Como todos los Ecce Homo, el de don Elías retrataba a un hombre hecho un cristo. Luego la pintura había ido quedando eso mismo. Por fin, dejaba Cecilia Quesada o Giménez el fresco de aquella semejante manera. Un Ecce Homo de un Ecce Homo de un Ecce Homo: Ecce Homo al cubo. En una tarde de becaria en prácticas, Cecilia había probado que la teorización cubista no solo era aplicable a un momento multidimensional, sino también al eje diacrónico de un siglo. Aportación crucial que no tardarían en poner en valor unas universidades norteamericanas.
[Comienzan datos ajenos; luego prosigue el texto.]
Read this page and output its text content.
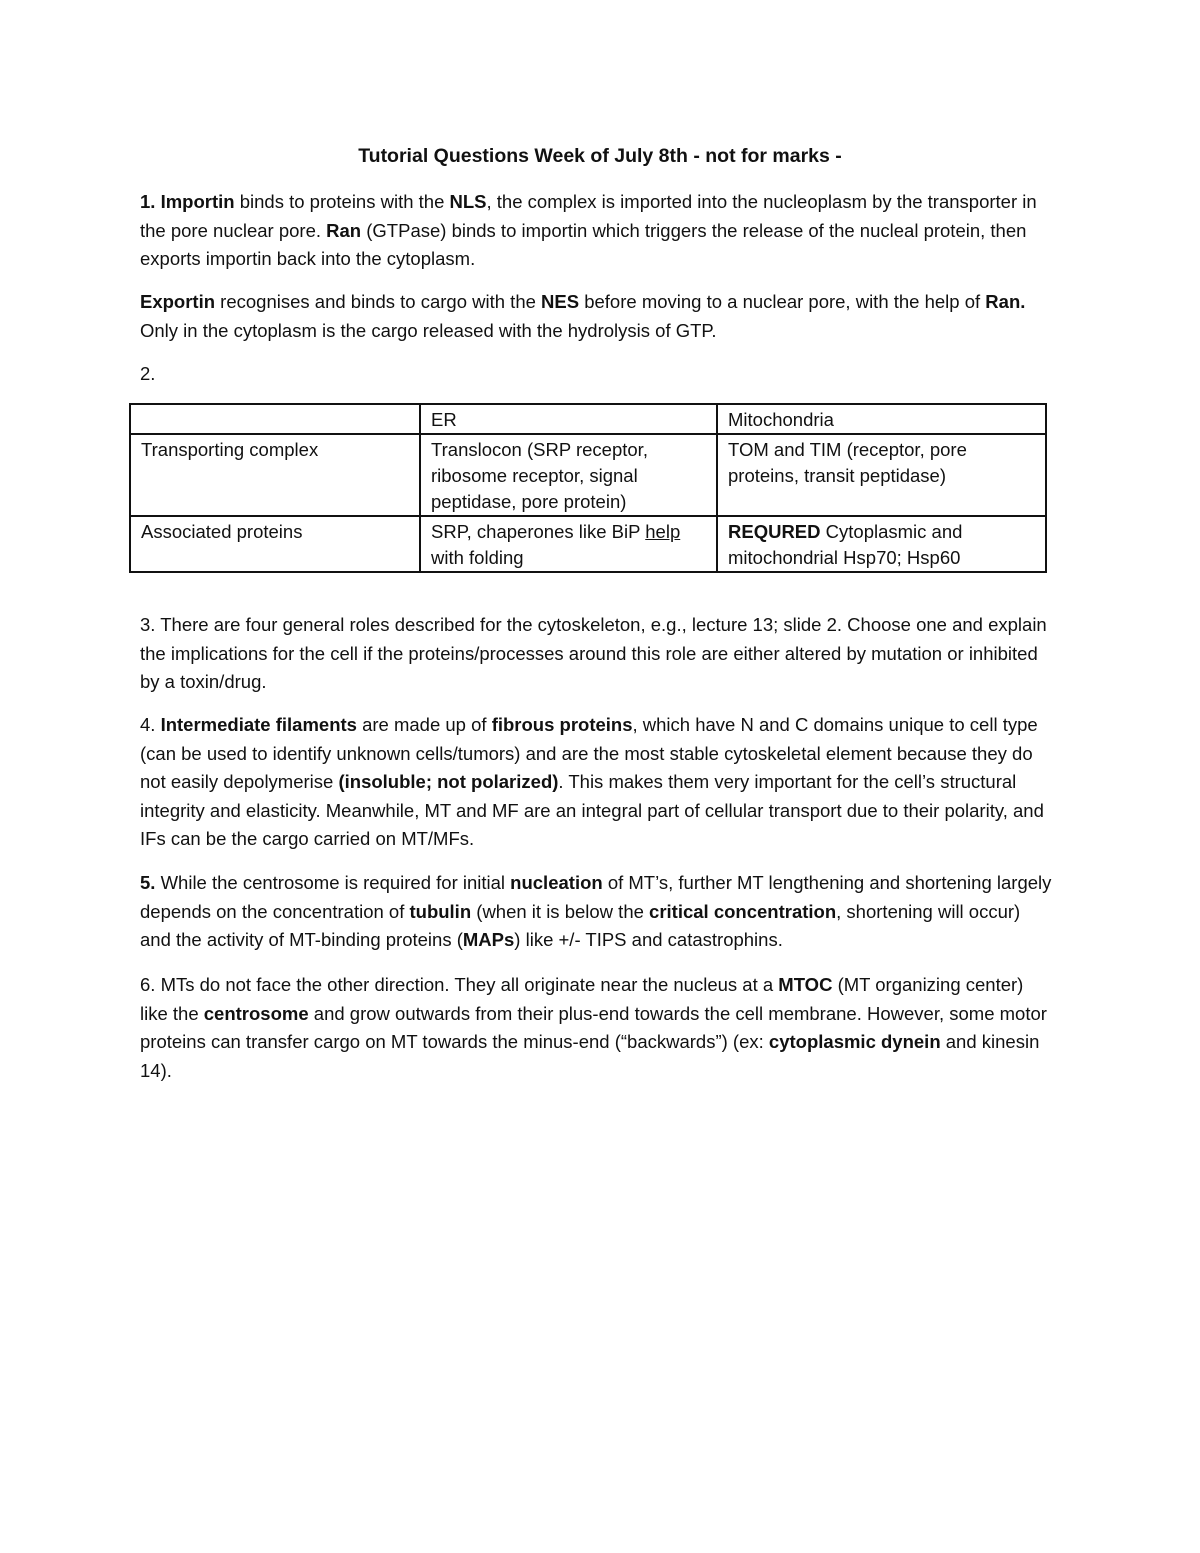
Tutorial Questions Week of July 8th - not for marks -

1. Importin binds to proteins with the NLS, the complex is imported into the nucleoplasm by the transporter in the pore nuclear pore. Ran (GTPase) binds to importin which triggers the release of the nucleal protein, then exports importin back into the cytoplasm.

Exportin recognises and binds to cargo with the NES before moving to a nuclear pore, with the help of Ran. Only in the cytoplasm is the cargo released with the hydrolysis of GTP.

2.

	ER	Mitochondria
Transporting complex	Translocon (SRP receptor, ribosome receptor, signal peptidase, pore protein)	TOM and TIM (receptor, pore proteins, transit peptidase)
Associated proteins	SRP, chaperones like BiP help with folding	REQURED Cytoplasmic and mitochondrial Hsp70; Hsp60

3. There are four general roles described for the cytoskeleton, e.g., lecture 13; slide 2. Choose one and explain the implications for the cell if the proteins/processes around this role are either altered by mutation or inhibited by a toxin/drug.

4. Intermediate filaments are made up of fibrous proteins, which have N and C domains unique to cell type (can be used to identify unknown cells/tumors) and are the most stable cytoskeletal element because they do not easily depolymerise (insoluble; not polarized). This makes them very important for the cell’s structural integrity and elasticity. Meanwhile, MT and MF are an integral part of cellular transport due to their polarity, and IFs can be the cargo carried on MT/MFs.

5. While the centrosome is required for initial nucleation of MT’s, further MT lengthening and shortening largely depends on the concentration of tubulin (when it is below the critical concentration, shortening will occur) and the activity of MT-binding proteins (MAPs) like +/- TIPS and catastrophins.

6. MTs do not face the other direction. They all originate near the nucleus at a MTOC (MT organizing center) like the centrosome and grow outwards from their plus-end towards the cell membrane. However, some motor proteins can transfer cargo on MT towards the minus-end (“backwards”) (ex: cytoplasmic dynein and kinesin 14).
De la tragicomedia inventada por el bachiller Fernando de Rojas a la restauración de Cecilia, pasando por la opéra comique francesa y el cine de Almodóvar, las indescifrables cosas de España, siempre bulliciosa y revuelta, varada y quietista siempre. Por entre el humo dormido de Gabriel Miró, se adivina de continuo a un espontáneo (cristianado Ruiz-Mateos o Sánchez Gordillo o Cecilia Quesada, García, Quijano o Giménez) que viene, agarra, coge y da la campanada.
En un casino o un súper, bueno; pero mejor en una iglesia, como Dios manda.